After some additional back and forth, the board moved on to discuss health violations at the Burger King at 85 Main St. and several Main St. Dunkin Donuts locations that were raised at the March meeting.
Health department director Shannon Gillis said unsanitary conditions at Burger King were “better” but that there have been no reinspections of the Dunkin locations.
Barry explained that the BoH’s position is that “our role is not to penalize folks but to educate them” and expressed a hope that managers will receive additional training.
Gillis reported that there were a number of attendees at the recent meeting of the Tewksbury Cluckers, a group of residents who keep backyard chickens.
Without elaborating, Scarano brought up “the current kerfluffle” regarding masks and advised residents to do what they think is best for them and their families.
“You should be able to do that without interference by someone with a contrary opinion,” he said.
Finally, Barry circled back to Tewksbury Cares.
“We know that we need to find ways to connect the dots because there’s a lot of valuable resources out there, whether it’s for mental health for adolescent or pediatric substance abuse, wellness information, because we’re not just focused on poor health, but also on good health,” said Barry. “And all the local resources aren’t necessarily aware of what each other offers for services.”
Stating that there’s “a lot of distrust with governmental agencies,” Barry suggested that the Board would like to get a Tewksbury Cares website up and running and for that to be the place residents go to search out resources.
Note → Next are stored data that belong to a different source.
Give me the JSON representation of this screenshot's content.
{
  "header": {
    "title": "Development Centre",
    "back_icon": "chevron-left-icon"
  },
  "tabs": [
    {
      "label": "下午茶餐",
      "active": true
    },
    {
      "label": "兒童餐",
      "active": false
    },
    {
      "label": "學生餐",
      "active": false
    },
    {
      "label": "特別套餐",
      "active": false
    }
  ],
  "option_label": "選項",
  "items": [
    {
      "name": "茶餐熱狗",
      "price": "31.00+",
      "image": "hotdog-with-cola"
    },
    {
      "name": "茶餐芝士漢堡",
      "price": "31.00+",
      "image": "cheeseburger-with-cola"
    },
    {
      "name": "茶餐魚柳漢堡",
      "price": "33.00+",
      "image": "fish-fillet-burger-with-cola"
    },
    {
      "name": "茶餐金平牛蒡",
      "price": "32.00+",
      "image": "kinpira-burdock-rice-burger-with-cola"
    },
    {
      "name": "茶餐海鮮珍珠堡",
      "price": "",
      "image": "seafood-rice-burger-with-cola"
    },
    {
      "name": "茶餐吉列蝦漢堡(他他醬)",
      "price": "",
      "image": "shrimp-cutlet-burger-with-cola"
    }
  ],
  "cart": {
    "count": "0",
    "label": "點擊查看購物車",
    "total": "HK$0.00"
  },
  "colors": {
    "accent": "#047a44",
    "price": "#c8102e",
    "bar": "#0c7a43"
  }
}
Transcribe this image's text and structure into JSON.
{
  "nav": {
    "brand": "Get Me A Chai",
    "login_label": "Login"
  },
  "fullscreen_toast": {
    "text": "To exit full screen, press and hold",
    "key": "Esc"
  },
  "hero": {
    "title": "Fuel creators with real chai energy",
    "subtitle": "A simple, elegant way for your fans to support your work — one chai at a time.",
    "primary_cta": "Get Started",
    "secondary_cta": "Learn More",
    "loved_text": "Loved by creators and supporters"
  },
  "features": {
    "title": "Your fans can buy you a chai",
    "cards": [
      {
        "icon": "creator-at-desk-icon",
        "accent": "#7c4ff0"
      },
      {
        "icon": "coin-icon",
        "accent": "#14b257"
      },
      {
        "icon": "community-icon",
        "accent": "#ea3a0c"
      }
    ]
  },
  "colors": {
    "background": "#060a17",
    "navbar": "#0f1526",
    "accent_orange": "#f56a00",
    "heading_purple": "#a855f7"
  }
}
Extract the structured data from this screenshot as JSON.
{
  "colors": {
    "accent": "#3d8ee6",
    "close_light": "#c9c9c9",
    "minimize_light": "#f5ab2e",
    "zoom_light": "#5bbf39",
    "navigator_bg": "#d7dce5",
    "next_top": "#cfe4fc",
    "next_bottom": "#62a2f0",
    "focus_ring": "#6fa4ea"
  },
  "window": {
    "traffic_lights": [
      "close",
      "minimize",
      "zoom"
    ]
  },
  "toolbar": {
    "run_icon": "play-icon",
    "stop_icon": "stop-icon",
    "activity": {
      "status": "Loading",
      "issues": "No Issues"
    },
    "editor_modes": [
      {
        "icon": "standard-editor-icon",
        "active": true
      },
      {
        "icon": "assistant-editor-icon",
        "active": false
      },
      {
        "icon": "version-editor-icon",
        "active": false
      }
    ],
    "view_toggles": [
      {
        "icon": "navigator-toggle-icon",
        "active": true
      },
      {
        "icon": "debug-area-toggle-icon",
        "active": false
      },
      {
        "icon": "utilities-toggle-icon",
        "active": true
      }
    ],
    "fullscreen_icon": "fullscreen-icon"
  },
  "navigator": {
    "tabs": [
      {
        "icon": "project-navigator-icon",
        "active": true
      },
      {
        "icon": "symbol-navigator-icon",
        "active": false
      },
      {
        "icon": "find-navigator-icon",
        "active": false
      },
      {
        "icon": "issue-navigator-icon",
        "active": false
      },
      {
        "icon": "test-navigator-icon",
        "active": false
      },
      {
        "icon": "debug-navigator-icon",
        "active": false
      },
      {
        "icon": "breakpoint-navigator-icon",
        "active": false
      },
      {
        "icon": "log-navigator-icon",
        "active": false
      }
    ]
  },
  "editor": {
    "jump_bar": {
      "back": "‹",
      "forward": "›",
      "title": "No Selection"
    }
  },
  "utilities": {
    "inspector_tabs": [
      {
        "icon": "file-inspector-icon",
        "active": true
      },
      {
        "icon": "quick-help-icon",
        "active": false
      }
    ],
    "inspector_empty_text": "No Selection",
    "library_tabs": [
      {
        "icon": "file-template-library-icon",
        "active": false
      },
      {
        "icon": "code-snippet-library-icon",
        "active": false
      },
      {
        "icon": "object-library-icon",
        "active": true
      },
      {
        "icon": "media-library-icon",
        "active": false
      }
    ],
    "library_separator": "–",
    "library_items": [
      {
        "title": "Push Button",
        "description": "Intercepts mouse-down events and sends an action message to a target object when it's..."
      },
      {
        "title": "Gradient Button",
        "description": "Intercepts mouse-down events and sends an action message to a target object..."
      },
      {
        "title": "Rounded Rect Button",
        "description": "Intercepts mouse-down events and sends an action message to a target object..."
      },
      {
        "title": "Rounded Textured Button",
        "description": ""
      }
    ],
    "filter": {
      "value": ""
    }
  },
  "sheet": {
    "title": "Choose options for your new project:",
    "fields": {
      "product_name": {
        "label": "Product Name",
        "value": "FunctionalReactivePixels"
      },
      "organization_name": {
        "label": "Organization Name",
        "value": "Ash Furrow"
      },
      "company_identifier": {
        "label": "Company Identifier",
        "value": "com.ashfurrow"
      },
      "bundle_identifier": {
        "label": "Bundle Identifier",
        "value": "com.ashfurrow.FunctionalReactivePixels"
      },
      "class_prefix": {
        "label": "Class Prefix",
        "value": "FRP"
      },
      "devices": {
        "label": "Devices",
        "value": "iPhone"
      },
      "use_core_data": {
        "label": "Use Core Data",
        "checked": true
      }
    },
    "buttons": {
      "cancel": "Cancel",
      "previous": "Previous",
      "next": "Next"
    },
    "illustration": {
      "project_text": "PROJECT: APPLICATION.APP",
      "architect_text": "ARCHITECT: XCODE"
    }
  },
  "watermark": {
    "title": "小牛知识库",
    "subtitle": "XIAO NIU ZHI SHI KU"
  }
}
Braga stated that such a site is a project she’s willing to tackle.
“Being, you know, a nurse but also doing holistic natural health, it’s something that I do all the time,” she said. “I like to educate people.”
Finally, Roux acknowledged the service of former members Maria Zaroulis and Anthony Boschetti, neither of whom ran for reelection, and those who ran to replace them.
“All three candidates should be applauded for their willingness to put their hat in the ring,” he said.